Greenwire ($ub. req’d) reports:
The Energy Department has created a “special organization” to distribute $40 billion contained in the economic stimulus package for energy projects, Secretary Steven Chu said today.
“It’s a challenge and something we take very seriously: how to spend that money wisely but also quickly,” Chu told reporters after speaking at DOE’s National Electricity Delivery Forum in Washington. Chu said he has assembled a team to start streamlining ways of delivering the cash. “We are looking at everything,” he said.
Leading the advisory team is Matt Rogers, director at McKinsey & Co.’s San Francisco office, Chu said. Rogers consults in many fields, including electric power, oil and gas, and private equity, as well as strategic transformations for industrial companies. Rogers is also a leader of McKinsey’s North American Petroleum Practice.
This is a very encouraging sign that the administration takes this seriously, since they have a staggering amount of clean tech to deploy (see here). The story continues:
Other members of President Obama’s Cabinet are also preparing to spend money quickly, Chu said. Carol Browner, who oversees White House efforts on energy and the environment, and leaders of the Interior and Agriculture departments, U.S. EPA and the Council on Environmental Quality have been discussing how to align federal regulatory requirements for making projects “shovel-ready,” Chu said.

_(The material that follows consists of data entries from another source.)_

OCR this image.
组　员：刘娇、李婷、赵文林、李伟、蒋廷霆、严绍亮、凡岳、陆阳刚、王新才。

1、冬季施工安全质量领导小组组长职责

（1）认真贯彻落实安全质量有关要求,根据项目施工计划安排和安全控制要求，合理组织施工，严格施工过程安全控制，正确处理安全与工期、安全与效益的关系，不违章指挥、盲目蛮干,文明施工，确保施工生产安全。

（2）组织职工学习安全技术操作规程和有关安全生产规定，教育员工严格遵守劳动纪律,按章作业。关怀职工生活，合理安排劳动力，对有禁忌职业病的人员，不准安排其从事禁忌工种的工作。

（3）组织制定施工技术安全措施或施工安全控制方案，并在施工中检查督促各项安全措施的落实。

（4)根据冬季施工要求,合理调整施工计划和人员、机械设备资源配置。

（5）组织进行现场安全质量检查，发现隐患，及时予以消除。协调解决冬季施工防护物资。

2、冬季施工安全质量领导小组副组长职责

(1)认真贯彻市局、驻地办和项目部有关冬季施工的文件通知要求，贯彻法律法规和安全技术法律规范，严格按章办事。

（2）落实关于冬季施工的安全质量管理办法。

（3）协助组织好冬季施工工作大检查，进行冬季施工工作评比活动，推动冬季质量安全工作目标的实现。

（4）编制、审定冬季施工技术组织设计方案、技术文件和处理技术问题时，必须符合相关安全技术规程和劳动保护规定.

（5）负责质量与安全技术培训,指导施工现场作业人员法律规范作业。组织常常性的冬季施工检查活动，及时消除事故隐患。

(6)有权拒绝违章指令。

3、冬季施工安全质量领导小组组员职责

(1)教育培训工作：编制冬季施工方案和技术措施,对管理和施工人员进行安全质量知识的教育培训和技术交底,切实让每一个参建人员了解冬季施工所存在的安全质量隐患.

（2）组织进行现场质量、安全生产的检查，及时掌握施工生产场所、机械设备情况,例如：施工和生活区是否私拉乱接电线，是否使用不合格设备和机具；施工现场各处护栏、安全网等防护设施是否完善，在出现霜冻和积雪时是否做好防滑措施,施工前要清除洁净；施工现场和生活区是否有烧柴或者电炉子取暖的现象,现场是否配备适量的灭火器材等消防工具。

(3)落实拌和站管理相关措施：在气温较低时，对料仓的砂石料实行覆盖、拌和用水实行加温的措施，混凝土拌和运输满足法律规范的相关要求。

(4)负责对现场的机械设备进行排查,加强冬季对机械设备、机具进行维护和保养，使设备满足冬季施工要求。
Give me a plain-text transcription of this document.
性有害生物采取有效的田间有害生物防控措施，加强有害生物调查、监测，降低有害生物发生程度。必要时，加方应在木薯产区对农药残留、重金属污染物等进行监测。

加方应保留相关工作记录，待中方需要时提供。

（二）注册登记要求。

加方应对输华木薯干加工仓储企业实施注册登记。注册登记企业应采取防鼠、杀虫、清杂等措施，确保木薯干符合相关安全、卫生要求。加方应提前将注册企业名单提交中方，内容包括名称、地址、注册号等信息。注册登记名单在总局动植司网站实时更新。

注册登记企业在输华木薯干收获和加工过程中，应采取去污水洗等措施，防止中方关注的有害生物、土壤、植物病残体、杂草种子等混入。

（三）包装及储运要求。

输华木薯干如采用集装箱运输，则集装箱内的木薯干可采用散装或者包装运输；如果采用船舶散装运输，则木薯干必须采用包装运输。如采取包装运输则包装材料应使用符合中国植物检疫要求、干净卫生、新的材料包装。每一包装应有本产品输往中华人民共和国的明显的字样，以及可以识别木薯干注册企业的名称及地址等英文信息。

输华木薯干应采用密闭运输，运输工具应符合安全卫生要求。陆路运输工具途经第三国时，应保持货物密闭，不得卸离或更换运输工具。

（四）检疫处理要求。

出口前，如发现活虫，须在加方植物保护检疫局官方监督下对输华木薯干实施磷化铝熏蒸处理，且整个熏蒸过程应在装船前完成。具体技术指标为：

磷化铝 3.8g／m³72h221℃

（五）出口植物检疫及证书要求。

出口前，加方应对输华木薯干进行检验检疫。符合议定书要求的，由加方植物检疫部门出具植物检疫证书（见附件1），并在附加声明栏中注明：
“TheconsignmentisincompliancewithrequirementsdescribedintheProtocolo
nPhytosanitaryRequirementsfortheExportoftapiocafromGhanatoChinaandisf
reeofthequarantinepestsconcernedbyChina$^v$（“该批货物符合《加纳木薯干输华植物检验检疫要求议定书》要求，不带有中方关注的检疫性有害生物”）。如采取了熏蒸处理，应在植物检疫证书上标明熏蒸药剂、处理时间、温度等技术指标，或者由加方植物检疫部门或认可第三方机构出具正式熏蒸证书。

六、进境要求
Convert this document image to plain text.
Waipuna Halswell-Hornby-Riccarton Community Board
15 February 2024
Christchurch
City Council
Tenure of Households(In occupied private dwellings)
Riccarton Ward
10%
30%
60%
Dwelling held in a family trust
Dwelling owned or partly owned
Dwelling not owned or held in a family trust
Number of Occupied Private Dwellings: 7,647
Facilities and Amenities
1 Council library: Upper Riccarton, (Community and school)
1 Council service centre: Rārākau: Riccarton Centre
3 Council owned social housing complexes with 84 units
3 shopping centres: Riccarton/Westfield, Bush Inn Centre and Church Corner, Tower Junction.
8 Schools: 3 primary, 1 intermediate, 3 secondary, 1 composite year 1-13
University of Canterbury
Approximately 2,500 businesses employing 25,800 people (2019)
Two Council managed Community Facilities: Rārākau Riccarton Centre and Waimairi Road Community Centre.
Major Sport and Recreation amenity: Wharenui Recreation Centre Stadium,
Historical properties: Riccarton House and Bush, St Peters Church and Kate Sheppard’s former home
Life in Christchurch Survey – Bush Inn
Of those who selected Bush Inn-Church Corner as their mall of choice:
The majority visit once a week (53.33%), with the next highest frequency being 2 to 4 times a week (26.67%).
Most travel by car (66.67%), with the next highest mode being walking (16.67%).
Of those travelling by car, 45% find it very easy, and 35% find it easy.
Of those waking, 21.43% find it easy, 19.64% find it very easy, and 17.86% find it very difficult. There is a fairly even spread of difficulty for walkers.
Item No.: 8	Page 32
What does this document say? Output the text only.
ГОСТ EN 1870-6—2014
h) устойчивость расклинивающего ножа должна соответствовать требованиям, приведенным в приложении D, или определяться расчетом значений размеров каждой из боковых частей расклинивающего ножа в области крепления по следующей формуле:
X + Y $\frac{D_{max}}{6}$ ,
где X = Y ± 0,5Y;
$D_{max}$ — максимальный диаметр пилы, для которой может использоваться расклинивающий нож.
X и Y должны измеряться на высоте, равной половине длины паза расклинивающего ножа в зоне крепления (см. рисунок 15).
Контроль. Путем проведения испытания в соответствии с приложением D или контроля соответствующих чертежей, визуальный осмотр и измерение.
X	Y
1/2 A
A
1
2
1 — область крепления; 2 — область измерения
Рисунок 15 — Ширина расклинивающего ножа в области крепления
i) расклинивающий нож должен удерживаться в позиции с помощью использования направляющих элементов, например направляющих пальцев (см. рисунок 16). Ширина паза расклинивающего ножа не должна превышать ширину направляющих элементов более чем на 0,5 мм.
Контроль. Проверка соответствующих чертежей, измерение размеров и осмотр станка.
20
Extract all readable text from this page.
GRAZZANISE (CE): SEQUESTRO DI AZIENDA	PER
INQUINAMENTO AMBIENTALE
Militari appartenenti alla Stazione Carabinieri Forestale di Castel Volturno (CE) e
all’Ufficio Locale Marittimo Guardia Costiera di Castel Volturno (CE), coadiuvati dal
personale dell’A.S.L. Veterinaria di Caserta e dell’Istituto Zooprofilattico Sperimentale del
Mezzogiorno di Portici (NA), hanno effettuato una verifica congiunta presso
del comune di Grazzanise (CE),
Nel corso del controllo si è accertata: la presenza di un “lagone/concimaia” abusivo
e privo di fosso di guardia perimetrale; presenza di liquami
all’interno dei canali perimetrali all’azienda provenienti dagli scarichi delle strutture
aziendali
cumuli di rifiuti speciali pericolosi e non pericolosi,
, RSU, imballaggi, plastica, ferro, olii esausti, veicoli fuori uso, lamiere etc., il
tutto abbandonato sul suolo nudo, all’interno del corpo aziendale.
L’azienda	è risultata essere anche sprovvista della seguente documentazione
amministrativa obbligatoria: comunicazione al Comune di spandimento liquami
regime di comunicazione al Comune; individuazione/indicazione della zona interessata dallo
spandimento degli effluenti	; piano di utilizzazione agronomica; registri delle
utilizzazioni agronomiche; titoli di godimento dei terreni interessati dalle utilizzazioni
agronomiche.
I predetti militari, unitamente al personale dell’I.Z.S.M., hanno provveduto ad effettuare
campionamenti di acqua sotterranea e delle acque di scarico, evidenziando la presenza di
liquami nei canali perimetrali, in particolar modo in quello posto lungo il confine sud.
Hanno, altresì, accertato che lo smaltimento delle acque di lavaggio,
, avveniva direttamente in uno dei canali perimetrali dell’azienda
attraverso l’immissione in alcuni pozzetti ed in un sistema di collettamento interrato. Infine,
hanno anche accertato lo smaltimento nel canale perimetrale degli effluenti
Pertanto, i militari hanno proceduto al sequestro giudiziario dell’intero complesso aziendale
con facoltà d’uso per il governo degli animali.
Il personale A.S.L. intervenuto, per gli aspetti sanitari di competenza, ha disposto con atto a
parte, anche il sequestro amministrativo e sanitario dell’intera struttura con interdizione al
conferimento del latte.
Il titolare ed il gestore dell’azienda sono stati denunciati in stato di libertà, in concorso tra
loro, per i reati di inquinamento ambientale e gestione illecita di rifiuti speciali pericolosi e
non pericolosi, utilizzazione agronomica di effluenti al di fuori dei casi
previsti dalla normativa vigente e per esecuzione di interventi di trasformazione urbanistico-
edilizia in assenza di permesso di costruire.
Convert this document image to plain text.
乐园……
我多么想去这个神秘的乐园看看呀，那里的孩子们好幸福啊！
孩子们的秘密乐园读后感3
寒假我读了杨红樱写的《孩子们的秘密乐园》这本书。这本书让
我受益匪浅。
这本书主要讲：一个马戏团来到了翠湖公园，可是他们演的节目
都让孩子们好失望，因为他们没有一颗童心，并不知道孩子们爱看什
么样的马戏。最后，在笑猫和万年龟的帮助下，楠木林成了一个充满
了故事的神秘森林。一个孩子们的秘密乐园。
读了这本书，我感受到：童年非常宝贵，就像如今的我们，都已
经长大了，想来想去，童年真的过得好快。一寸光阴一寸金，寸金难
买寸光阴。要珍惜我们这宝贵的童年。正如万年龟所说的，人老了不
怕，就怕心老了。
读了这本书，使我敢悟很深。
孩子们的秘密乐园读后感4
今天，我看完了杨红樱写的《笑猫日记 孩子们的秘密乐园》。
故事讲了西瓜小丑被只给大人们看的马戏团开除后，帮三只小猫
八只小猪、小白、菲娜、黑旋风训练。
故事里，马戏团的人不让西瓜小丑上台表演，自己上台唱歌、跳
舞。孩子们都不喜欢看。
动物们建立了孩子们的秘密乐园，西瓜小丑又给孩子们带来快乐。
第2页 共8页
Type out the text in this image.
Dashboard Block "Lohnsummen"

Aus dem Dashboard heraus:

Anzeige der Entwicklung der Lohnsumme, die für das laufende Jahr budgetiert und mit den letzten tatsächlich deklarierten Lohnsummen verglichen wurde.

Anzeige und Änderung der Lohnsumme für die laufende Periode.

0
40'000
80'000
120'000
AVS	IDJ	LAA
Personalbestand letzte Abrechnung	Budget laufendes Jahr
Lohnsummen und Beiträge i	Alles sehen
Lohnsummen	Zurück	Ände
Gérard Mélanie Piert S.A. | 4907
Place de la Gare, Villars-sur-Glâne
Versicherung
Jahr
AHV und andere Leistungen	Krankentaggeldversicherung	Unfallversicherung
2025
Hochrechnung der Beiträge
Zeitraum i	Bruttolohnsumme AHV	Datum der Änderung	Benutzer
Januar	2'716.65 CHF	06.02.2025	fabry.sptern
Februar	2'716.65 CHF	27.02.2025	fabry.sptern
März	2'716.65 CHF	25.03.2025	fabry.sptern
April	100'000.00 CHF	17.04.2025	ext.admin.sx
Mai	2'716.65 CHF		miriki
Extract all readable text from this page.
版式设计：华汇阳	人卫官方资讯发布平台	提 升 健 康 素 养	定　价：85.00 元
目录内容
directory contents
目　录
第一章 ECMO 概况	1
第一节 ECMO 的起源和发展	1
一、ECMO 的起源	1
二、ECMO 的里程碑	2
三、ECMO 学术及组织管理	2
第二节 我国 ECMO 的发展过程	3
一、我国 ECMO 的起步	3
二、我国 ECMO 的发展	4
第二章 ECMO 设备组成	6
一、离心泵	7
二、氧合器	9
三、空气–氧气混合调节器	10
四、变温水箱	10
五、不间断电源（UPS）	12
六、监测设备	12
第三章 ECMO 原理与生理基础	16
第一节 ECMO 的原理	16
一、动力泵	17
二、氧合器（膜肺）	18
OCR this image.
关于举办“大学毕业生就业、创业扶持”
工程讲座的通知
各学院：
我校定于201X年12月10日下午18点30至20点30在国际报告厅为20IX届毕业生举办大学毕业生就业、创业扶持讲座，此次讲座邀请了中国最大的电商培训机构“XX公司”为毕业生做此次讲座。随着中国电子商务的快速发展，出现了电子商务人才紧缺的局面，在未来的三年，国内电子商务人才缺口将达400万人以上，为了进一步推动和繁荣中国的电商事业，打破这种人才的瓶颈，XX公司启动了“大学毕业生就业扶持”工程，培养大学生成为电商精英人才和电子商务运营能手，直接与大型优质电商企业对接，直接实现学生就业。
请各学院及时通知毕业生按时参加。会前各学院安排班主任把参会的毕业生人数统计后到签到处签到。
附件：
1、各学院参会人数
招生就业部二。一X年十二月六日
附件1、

Several lawmakers and industry officials have expressed concern about DOE’s ability to distribute the money, given its historic inefficiency and currently empty undersecretary and assistant secretary posts. Most notably, Sen. Jeff Bingaman (D-N.M.), chairman of the Senate Energy and Natural Resources Committee, has lamented DOE’s inability to distribute loan guarantees for advanced clean energy technology created in the 2005 energy policy law and hinted he is considering snatching the program from DOE.
In response to such criticisms, Chu said DOE’s goal is to “start cutting checks” for the first loan guarantees by the end of April or beginning of May. He said he has reduced the loan-guarantee paperwork from 1,000 pages to about 50. “You don’t need 1,000 pages to show this is a suitable loan,” he said.
DOE is also concentrating on billions for supporting electricity transmission and distribution projects, which are a “key part of the economic recovery package,” Chu said.
Several provisions of the stimulus bill signed by Obama yesterday increase funding for the electric grid, including $6 billion in loan-guarantee authority — which is also available for renewable energy and advanced biofuel projects, $6.5 billion for the Bonneville Power Authority and the Western Area Power Administration, and $4.5 billion in matching grants for making the grid “smarter.”
Many of these investments can start in a matter of months, Chu said.
There are already Bonneville Power Authority transmission projects that have complete environmental assessments and could be creating jobs soon in the Pacific Northwest, Chu said. For other projects, he said he is working with EPA and Interior on speeding up regulatory procedures for transmission projects without “undermining” environmental and other federal reviews.
Chu said he has also started speaking to state officials to prepare them for $5 billion in weatherization funds — although that will be distributed largely along existing formulas.
Dan Reicher, director of climate change and energy initiatives at Google Inc. and a former DOE assistant secretary, said the department is still going to need a lot of help.
“The Energy Department has a mixed track record of moving money quickly and effectively,” Reicher told the forum. “We all need to help DOE. It’s basically going to take this whole room to help DOE to do this well.”